Wall Street firms often “talk their book” in order to front-run their own customers. You can bet that if a big-time investment house is out on the tape with a bullish forecast for a loser like, say, Uber, they mean to unload the stock, not buy it. An upbeat report from an influential analyst will typically cause shares to rise, at least for a short while, giving the firm an opportunity to dump its position into a flurry of buying by the usual lamb chops. There are other ways to rig the game that can be even more lucrative for the perps. One of them involves planting “news” in order to extract riskless profits from the option markets. In one example, ‘conversions’ and ‘reversals’ can be used to generate very substantial interest income with someone else’s money. Employing reversals, a firm would short, say, 100,000 shares of AMZN for $1,750 apiece while simultaneously shorting a thousand puts at the 1750 strike and buying a thousand 1750 calls. No matter how much the stock moves, the relationship between the three sides of this position will remain fixed. The point of doing it in the first place is that the seller can park the $175 million in proceeds from the short sale in Treasury paper.

How the Sting Works

There is a temptation for unscrupulous firms to rig the price of these already-riskless trades even more heavily in their favor by deftly manipulating the news. For instance, a well-timed headline accompanied by a photo of a Tesla in flames could reliably be expected to push the price of TSLA stock and call options significantly lower for a short period. This would give the hedge fund an opportunity to leg into a truckload of reverse conversions at an unbeatable price by following these steps: 1)  short 100,000 shares of stock; 2) call your favorite reporter moments later to tell him there’s a Tesla with an apparent battery problem spitting flames near exit 99 on the Garden State Parkway. (Note: The fire may have occurred a day or two earlier, but this is seldom a concern to reporters these days, since most of them are too lazy to let such details get in the way of a seeming scoop);  3) when the story and photo hit the tape, sell a thousand put options short as their price spikes on the news; and 4) simultaneously buy a thousand calls at fire-sale prices. The net effect of this quasi-criminal hat-trick is to significantly boost the risk-free interest income from the short stock. As implied above, this can add up to very large sums. Set aside some of it to pay a fat bounty to the next tipster who sends you a photo of a flaming Tesla. Rinse and repeat.
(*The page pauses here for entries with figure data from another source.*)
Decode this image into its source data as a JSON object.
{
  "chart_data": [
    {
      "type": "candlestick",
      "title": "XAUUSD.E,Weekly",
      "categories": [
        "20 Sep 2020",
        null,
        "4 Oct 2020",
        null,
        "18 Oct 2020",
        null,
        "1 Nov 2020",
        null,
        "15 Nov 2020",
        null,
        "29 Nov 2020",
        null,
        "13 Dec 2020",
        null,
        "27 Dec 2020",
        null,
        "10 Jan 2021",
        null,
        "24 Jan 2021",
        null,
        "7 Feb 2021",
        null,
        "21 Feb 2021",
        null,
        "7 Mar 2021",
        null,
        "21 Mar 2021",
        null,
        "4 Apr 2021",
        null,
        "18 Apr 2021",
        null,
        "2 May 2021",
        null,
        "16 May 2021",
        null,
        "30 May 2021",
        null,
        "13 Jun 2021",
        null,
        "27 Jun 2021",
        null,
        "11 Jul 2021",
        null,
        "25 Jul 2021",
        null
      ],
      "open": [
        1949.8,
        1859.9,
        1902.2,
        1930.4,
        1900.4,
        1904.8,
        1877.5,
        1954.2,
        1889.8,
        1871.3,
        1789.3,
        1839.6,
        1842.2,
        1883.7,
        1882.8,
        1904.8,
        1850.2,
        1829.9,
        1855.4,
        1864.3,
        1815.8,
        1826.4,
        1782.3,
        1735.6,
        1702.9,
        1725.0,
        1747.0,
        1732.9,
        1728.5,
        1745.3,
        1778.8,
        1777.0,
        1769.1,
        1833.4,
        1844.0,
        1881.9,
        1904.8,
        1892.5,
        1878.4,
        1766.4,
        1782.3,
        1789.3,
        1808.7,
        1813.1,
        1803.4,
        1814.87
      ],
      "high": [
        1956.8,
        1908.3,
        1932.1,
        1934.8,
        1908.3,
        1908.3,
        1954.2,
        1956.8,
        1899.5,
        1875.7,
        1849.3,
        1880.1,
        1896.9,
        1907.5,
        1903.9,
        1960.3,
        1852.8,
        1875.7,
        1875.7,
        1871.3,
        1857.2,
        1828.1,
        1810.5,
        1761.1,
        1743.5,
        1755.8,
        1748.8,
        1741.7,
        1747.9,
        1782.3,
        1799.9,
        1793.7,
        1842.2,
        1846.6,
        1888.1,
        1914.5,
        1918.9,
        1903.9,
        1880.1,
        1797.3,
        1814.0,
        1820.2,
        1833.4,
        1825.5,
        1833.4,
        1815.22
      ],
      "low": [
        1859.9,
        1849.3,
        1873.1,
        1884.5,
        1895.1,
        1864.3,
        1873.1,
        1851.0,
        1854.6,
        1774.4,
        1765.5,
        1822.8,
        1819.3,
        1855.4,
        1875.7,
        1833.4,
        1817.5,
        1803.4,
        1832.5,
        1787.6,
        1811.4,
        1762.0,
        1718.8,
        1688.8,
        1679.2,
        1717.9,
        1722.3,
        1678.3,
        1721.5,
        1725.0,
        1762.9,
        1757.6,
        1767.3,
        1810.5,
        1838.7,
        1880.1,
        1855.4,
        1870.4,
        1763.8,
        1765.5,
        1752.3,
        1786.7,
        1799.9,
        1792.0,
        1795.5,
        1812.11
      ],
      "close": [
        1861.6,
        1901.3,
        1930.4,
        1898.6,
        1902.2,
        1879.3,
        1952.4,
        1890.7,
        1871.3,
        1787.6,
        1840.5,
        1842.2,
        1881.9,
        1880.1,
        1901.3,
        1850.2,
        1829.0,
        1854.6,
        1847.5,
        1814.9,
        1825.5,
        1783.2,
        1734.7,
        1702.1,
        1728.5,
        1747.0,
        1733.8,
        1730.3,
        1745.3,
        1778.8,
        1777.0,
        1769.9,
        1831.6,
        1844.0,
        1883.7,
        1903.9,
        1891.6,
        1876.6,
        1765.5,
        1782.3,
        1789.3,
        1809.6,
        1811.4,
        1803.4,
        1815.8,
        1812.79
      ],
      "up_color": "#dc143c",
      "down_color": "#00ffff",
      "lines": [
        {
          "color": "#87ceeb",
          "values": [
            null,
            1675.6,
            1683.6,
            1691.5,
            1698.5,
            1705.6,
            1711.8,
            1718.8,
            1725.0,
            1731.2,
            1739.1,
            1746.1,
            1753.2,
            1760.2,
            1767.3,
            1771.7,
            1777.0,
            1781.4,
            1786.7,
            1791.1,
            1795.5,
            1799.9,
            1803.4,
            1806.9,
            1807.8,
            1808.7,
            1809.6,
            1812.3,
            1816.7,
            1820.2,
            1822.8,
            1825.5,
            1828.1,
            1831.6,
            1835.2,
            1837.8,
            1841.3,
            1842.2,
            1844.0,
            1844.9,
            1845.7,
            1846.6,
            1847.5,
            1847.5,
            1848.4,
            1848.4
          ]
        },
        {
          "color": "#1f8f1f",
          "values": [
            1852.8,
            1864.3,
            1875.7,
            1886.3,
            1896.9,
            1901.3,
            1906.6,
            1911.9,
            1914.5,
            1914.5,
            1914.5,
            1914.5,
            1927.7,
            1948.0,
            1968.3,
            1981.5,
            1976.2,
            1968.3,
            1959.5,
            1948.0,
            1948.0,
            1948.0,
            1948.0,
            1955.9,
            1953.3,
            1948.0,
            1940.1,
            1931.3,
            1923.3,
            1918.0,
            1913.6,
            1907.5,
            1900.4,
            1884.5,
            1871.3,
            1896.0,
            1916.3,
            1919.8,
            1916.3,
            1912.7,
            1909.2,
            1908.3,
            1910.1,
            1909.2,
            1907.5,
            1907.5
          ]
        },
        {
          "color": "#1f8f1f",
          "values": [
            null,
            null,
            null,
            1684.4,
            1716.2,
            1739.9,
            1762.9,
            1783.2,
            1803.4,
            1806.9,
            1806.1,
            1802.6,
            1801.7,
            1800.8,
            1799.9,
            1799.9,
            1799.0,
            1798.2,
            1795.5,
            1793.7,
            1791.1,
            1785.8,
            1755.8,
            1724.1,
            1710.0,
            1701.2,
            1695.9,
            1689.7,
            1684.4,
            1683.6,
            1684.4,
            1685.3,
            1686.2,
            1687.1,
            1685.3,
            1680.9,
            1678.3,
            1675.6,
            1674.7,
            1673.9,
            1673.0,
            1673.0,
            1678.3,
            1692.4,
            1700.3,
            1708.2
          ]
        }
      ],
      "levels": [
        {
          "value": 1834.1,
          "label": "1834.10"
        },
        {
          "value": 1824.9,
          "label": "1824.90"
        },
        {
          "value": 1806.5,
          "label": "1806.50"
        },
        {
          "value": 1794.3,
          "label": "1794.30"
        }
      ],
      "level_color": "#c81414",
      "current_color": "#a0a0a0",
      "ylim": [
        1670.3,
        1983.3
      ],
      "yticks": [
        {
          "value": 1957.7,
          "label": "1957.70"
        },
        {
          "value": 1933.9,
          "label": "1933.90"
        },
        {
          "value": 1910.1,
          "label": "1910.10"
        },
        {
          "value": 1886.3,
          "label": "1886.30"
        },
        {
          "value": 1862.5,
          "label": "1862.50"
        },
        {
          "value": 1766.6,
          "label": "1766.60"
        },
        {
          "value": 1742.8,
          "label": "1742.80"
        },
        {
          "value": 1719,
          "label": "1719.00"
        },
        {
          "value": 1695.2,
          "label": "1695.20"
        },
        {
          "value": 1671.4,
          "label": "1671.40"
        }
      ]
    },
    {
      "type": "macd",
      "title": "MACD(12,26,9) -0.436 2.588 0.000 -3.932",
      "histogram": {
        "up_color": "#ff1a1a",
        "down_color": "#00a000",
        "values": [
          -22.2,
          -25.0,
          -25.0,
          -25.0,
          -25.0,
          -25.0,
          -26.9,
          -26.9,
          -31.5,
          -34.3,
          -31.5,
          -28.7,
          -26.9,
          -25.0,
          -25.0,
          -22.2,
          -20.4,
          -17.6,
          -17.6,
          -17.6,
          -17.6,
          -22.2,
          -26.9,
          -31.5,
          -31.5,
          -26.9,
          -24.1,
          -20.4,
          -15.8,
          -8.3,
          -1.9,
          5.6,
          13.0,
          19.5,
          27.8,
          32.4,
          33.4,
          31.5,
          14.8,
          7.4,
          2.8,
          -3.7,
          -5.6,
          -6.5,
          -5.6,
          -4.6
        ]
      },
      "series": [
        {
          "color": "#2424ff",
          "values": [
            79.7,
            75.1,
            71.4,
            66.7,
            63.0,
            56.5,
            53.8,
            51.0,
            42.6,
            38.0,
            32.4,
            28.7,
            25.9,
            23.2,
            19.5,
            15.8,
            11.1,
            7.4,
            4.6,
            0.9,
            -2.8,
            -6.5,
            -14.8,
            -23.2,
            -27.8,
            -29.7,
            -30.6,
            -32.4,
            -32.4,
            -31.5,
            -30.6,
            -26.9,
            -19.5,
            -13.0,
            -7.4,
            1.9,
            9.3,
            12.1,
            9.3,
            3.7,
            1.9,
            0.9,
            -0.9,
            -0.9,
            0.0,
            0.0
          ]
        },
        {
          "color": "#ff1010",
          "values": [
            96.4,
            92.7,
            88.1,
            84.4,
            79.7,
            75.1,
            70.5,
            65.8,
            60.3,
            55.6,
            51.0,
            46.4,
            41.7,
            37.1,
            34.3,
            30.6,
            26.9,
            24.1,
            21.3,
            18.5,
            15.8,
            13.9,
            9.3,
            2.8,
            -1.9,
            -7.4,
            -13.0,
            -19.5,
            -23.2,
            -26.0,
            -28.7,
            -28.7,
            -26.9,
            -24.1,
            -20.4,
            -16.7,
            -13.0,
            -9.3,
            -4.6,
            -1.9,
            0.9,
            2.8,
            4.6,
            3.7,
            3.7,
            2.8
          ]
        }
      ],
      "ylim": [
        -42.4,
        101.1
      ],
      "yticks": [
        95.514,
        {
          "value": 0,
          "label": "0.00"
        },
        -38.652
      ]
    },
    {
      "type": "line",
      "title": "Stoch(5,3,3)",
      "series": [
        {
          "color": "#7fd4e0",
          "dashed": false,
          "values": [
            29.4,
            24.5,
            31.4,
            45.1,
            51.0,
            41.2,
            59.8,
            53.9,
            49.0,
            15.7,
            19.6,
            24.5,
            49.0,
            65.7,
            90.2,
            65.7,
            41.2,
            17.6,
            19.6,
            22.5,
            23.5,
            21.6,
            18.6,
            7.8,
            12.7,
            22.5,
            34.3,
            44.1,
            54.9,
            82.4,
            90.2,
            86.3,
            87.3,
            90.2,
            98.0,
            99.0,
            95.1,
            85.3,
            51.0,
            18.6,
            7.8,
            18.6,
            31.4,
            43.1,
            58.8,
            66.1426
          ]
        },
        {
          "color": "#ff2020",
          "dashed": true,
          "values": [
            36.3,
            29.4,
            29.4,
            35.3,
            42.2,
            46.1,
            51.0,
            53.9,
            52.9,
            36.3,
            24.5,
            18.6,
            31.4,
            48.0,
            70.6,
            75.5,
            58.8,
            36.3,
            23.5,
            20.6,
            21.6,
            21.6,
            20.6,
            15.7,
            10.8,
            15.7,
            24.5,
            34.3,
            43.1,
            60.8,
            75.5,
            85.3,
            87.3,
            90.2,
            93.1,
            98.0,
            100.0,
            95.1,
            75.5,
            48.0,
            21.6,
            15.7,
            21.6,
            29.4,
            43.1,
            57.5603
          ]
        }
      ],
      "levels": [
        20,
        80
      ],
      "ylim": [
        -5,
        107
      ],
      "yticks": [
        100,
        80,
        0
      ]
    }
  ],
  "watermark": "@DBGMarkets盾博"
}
As you might have guessed, flaming-Tesla stories became so common that the ruse ceased to work, forcing DaBoyz to find a new way to fleece the rubes. A favorite scam these days is to front-run earnings news that either meet expectations, matches them or falls short. This is somewhat riskier than waiting for a Tesla to go up in flames, since a stock’s reaction to earnings news, whether it is good, bad, horrible or fabulous, is notoriously unpredictable.

Dalio’s Diversion

Speaking of talking one’s book, the world’s largest hedge fund reportedly has wagered $1.5 billion that the stock market will fall sharply between now and March.  Call it an Elizabeth Warren put. What amuses about this tactic is that Bridgewater Associates’ founder, Ray Dalio, instead of hyping his bet, is saying that it was just business as usual and that the firm’s overall position is not bearish. Yeah, sure.  He can make this claim because the huge quantity of put options Bridgewater owns are probably well out-of-the money.  As such, they are a negligible offset to the fund’s gigantic exposure in stocks. But if shares fall sharply and the puts go in-the-money, their ‘delta value’ will increase commensurately, making the bearish bet much more consequential relative to Bridgewater’s overall portfolio.  For now, Dalio is pretending that it’s no big deal, perhaps because he doesn’t want to jinx the bet, but also because it’s impossible to talk down the market no matter how big you are. But business as usual it ain’t. Sniffing the same potential disaster that is making us all edgy these days, he has made an unusually large wager that should not escape our attention.